Vision in sport sets Qatar apart, says Hallgrimsson
Former Iceland coach says hard work, discipline and focus crucial in a player’s development.
Iceland and Qatar may have similarities when it comes to sporting environment, but the vision and finance of the Gulf nation sets it apart, according to Heimir Hallgrimsson, the former Iceland coach.
Hallgrimsson, who now coaches Qatar Stars League team Al Arabi, has seen the sporting journey of both the countries from close quarters. While parallels can be found in points like small population and extreme weather conditions, Qatar scores in the way it has been working towards its goals, Hallgrimsson said, speaking at the Aspire Academy’s Global Summit on Football Performance and Science.
Iceland has a population of just 334,000 while Hallgrimsson’s island (Vestmannaeyjar) has only 4000 people.
“It’s a small island on the south coast of Iceland and it’s all about sports there,” said Hallgrimsson. “We’ve good facilities, we’ve an indoor arena, four natural grass pitches, three handball arenas, basketball courts, indoor swimming pools – it’s a lot for 4000 people,” he said.
“There’re similarities with Qatar – we also don’t have a big players’ pool and the weather is extreme – one place is cold, the other is hot but both countries have thrived on a generation of players.
“We found a good generation of players and formed a good team, where there’s continuity and consistency. Here also, there’s continuity, the same players, same coach, same philosophy. The challenge is to build on it.
“The difference is in the finance of Qatar, and also in the vision. When we said we wanted to qualify for the 2014 World Cup, nobody believed us,” said Hallgrimsson, who was the joint-coach of the Iceland team at the 2016 UEFA European Championship and the chief coach at the 2018 FIFA World Cup in Russia.
“In Qatar, the vision is already in place. Here we know that the goal is 2022. It’s much easier to work when you’ve a vision in place. To succeed, there has to be a vision,” he said.

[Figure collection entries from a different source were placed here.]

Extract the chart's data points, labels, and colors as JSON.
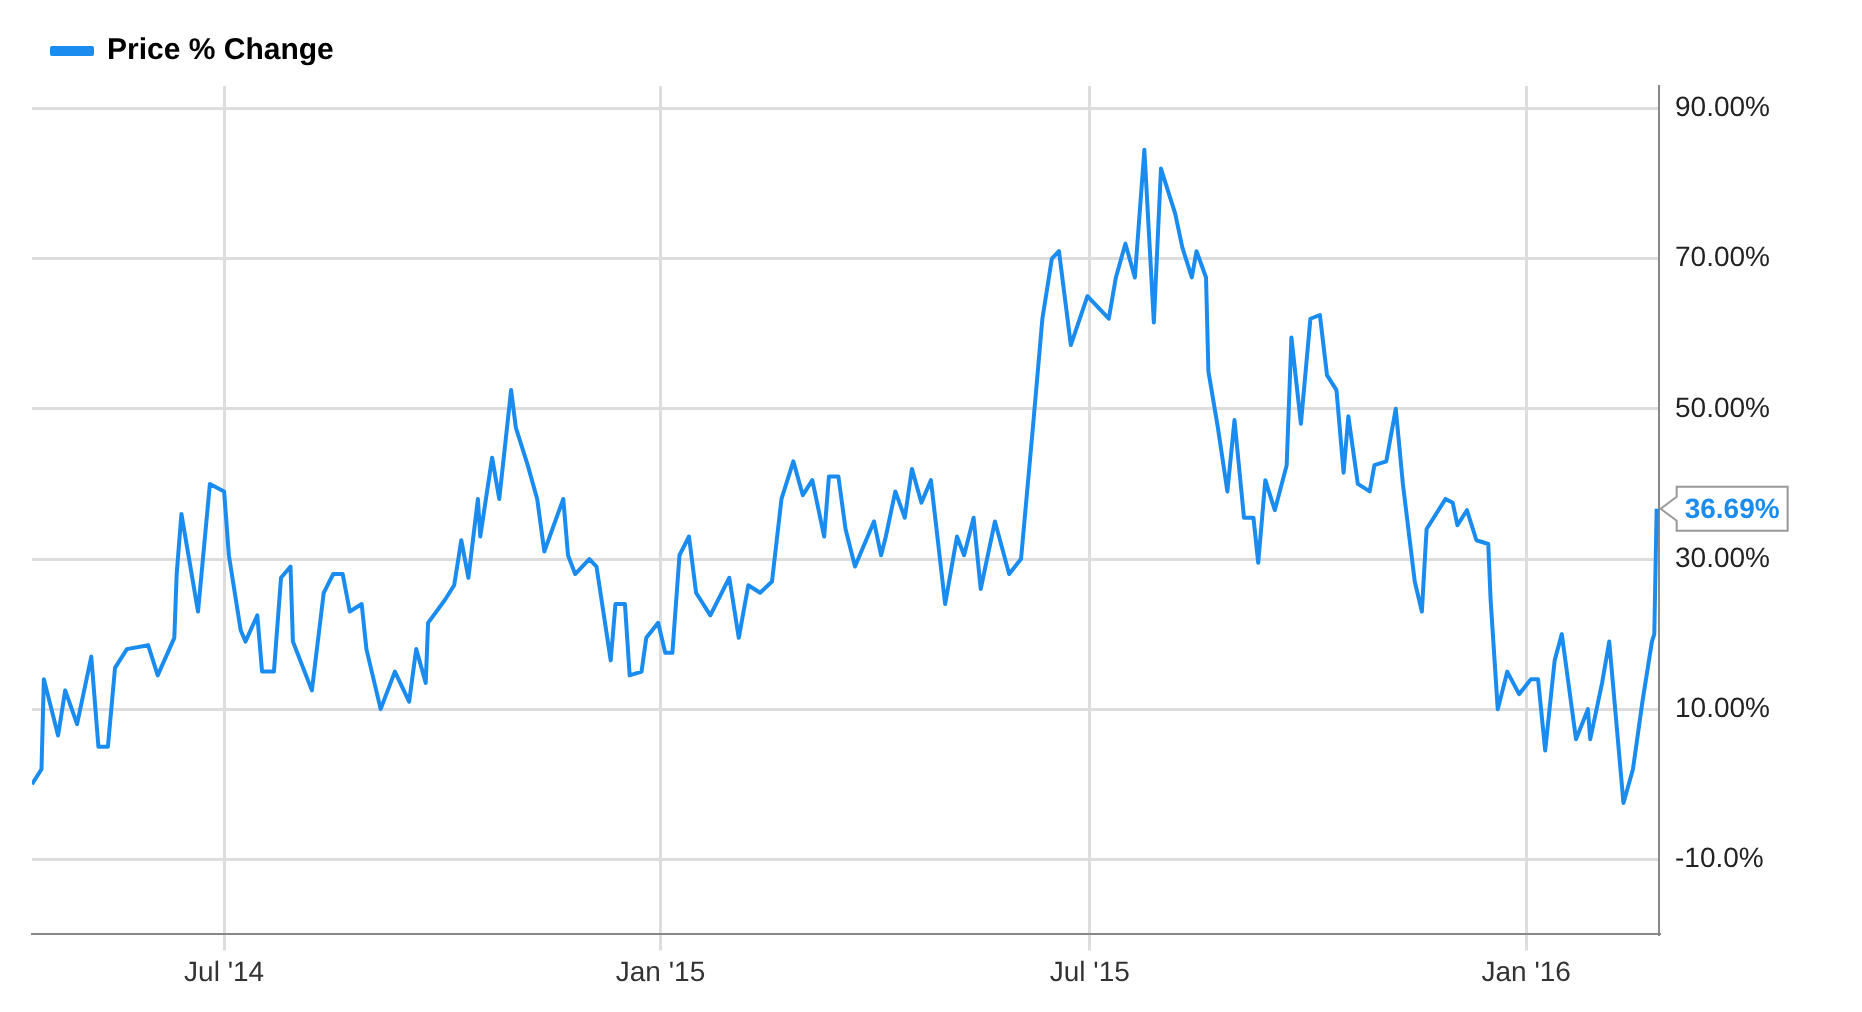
{
  "chart_data": {
    "type": "line",
    "legend": "top left",
    "grid": true,
    "marker": "none",
    "line_style": "solid",
    "xlim": [
      "2014-04-11",
      "2016-02-26"
    ],
    "xticks": [
      {
        "value": "2014-07-01",
        "label": "Jul '14"
      },
      {
        "value": "2015-01-01",
        "label": "Jan '15"
      },
      {
        "value": "2015-07-01",
        "label": "Jul '15"
      },
      {
        "value": "2016-01-01",
        "label": "Jan '16"
      }
    ],
    "ylim": [
      -20,
      93
    ],
    "yticks": [
      {
        "value": -10,
        "label": "-10.0%"
      },
      {
        "value": 10,
        "label": "10.00%"
      },
      {
        "value": 30,
        "label": "30.00%"
      },
      {
        "value": 50,
        "label": "50.00%"
      },
      {
        "value": 70,
        "label": "70.00%"
      },
      {
        "value": 90,
        "label": "90.00%"
      }
    ],
    "annotations": [
      {
        "text": "36.69%",
        "x": "2016-02-25",
        "y": 36.69
      }
    ],
    "x": [
      "2014-04-11",
      "2014-04-15",
      "2014-04-16",
      "2014-04-22",
      "2014-04-25",
      "2014-04-30",
      "2014-05-06",
      "2014-05-09",
      "2014-05-13",
      "2014-05-16",
      "2014-05-21",
      "2014-05-30",
      "2014-06-03",
      "2014-06-10",
      "2014-06-11",
      "2014-06-13",
      "2014-06-20",
      "2014-06-25",
      "2014-07-01",
      "2014-07-03",
      "2014-07-08",
      "2014-07-10",
      "2014-07-15",
      "2014-07-17",
      "2014-07-22",
      "2014-07-25",
      "2014-07-29",
      "2014-07-30",
      "2014-08-07",
      "2014-08-12",
      "2014-08-16",
      "2014-08-20",
      "2014-08-23",
      "2014-08-28",
      "2014-08-30",
      "2014-09-05",
      "2014-09-11",
      "2014-09-17",
      "2014-09-20",
      "2014-09-24",
      "2014-09-25",
      "2014-10-02",
      "2014-10-06",
      "2014-10-09",
      "2014-10-12",
      "2014-10-16",
      "2014-10-17",
      "2014-10-22",
      "2014-10-25",
      "2014-10-30",
      "2014-11-01",
      "2014-11-06",
      "2014-11-10",
      "2014-11-13",
      "2014-11-21",
      "2014-11-23",
      "2014-11-26",
      "2014-12-02",
      "2014-12-05",
      "2014-12-11",
      "2014-12-13",
      "2014-12-17",
      "2014-12-19",
      "2014-12-24",
      "2014-12-26",
      "2014-12-31",
      "2015-01-03",
      "2015-01-06",
      "2015-01-09",
      "2015-01-13",
      "2015-01-16",
      "2015-01-22",
      "2015-01-30",
      "2015-02-03",
      "2015-02-07",
      "2015-02-12",
      "2015-02-17",
      "2015-02-21",
      "2015-02-26",
      "2015-03-02",
      "2015-03-06",
      "2015-03-11",
      "2015-03-13",
      "2015-03-17",
      "2015-03-20",
      "2015-03-24",
      "2015-04-01",
      "2015-04-04",
      "2015-04-06",
      "2015-04-10",
      "2015-04-14",
      "2015-04-17",
      "2015-04-21",
      "2015-04-25",
      "2015-05-01",
      "2015-05-06",
      "2015-05-09",
      "2015-05-13",
      "2015-05-16",
      "2015-05-22",
      "2015-05-28",
      "2015-06-02",
      "2015-06-07",
      "2015-06-11",
      "2015-06-15",
      "2015-06-18",
      "2015-06-23",
      "2015-06-30",
      "2015-07-09",
      "2015-07-12",
      "2015-07-16",
      "2015-07-20",
      "2015-07-24",
      "2015-07-28",
      "2015-07-31",
      "2015-08-06",
      "2015-08-09",
      "2015-08-13",
      "2015-08-15",
      "2015-08-19",
      "2015-08-20",
      "2015-08-24",
      "2015-08-28",
      "2015-08-31",
      "2015-09-04",
      "2015-09-08",
      "2015-09-10",
      "2015-09-13",
      "2015-09-17",
      "2015-09-22",
      "2015-09-24",
      "2015-09-28",
      "2015-10-02",
      "2015-10-06",
      "2015-10-09",
      "2015-10-13",
      "2015-10-16",
      "2015-10-18",
      "2015-10-22",
      "2015-10-27",
      "2015-10-29",
      "2015-11-03",
      "2015-11-07",
      "2015-11-10",
      "2015-11-15",
      "2015-11-18",
      "2015-11-20",
      "2015-11-28",
      "2015-12-01",
      "2015-12-03",
      "2015-12-07",
      "2015-12-11",
      "2015-12-16",
      "2015-12-17",
      "2015-12-20",
      "2015-12-24",
      "2015-12-29",
      "2016-01-03",
      "2016-01-06",
      "2016-01-09",
      "2016-01-13",
      "2016-01-16",
      "2016-01-22",
      "2016-01-27",
      "2016-01-28",
      "2016-02-02",
      "2016-02-05",
      "2016-02-11",
      "2016-02-15",
      "2016-02-19",
      "2016-02-23",
      "2016-02-24",
      "2016-02-25"
    ],
    "series": [
      {
        "name": "Price % Change",
        "color": "#1a8cf0",
        "values": [
          0,
          2,
          14,
          6.5,
          12.5,
          8,
          17,
          5,
          5,
          15.5,
          18,
          18.5,
          14.5,
          19.5,
          28,
          36,
          23,
          40,
          39,
          30.5,
          20.5,
          19,
          22.5,
          15,
          15,
          27.5,
          29,
          19,
          12.5,
          25.5,
          28,
          28,
          23,
          24,
          18,
          10,
          15,
          11,
          18,
          13.5,
          21.5,
          24.5,
          26.5,
          32.5,
          27.5,
          38,
          33,
          43.5,
          38,
          52.5,
          47.5,
          42.5,
          38,
          31,
          38,
          30.5,
          28,
          30,
          29,
          16.5,
          24,
          24,
          14.5,
          15,
          19.5,
          21.5,
          17.5,
          17.5,
          30.5,
          33,
          25.5,
          22.5,
          27.5,
          19.5,
          26.5,
          25.5,
          27,
          38,
          43,
          38.5,
          40.5,
          33,
          41,
          41,
          34,
          29,
          35,
          30.5,
          33,
          39,
          35.5,
          42,
          37.5,
          40.5,
          24,
          33,
          30.5,
          35.5,
          26,
          35,
          28,
          30,
          47.5,
          62,
          70,
          71,
          58.5,
          65,
          62,
          67.5,
          72,
          67.5,
          84.5,
          61.5,
          82,
          76,
          71.5,
          67.5,
          71,
          67.5,
          55,
          47.5,
          39,
          48.5,
          35.5,
          35.5,
          29.5,
          40.5,
          36.5,
          42.5,
          59.5,
          48,
          62,
          62.5,
          54.5,
          52.5,
          41.5,
          49,
          40,
          39,
          42.5,
          43,
          50,
          40,
          27,
          23,
          34,
          38,
          37.5,
          34.5,
          36.5,
          32.5,
          32,
          24.5,
          10,
          15,
          12,
          14,
          14,
          4.5,
          16.5,
          20,
          6,
          10,
          6,
          13.5,
          19,
          -2.5,
          2,
          11,
          19,
          20,
          36.69
        ]
      }
    ]
  }
}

While it is not difficult to find footballers in Iceland, the lack of a professional league is an issue, Hallgrimsson pointed out.
“It isn’t hard to get players, because everyone plays one sport or the other. But we only have a semi-professional league, so people will branch out to different careers as they grow up. Serious players move out to professional leagues abroad,” said Hallgrimsson, who himself is a qualified dentist.
The 52-year-old said being a dentist had its advantages when it comes to dealing with players.
“When patients visit the dentist, you get some who’re petrified and others who go with the flow and your approach to each of them differs.
Similarly, some players need an arm around the shoulders while others just get rolling. It’s important to know the players and their personality to get the best out of them,” he said.
Hallgrimsson’s team, Al Arabi, are unbeaten in the QSL in five games and are second on the table. The coach revealed he had devised a pragmatic approach to make a mark in a league where the best players belong to a handful of clubs.
“Al Sadd, Al Duhail and Al Rayyan have the best players and provide the bulk of the national team. If we play the same style as the top teams, they will only win. So, we’ve studied, analysed and formed our own identity. We’ve worked hard on defence and are among the clubs with least goals conceded. We also know that 30 per cent of the goals in QSL come in the last 15 minutes. So we’ve also put emphasis on our fitness,” he said.
Hallgrimsson also explained the qualities he looked for in a young player.
“He has to be hard-working, focused and disciplined. If you’ve these qualities, you’ll definitely progress, get better in the game.”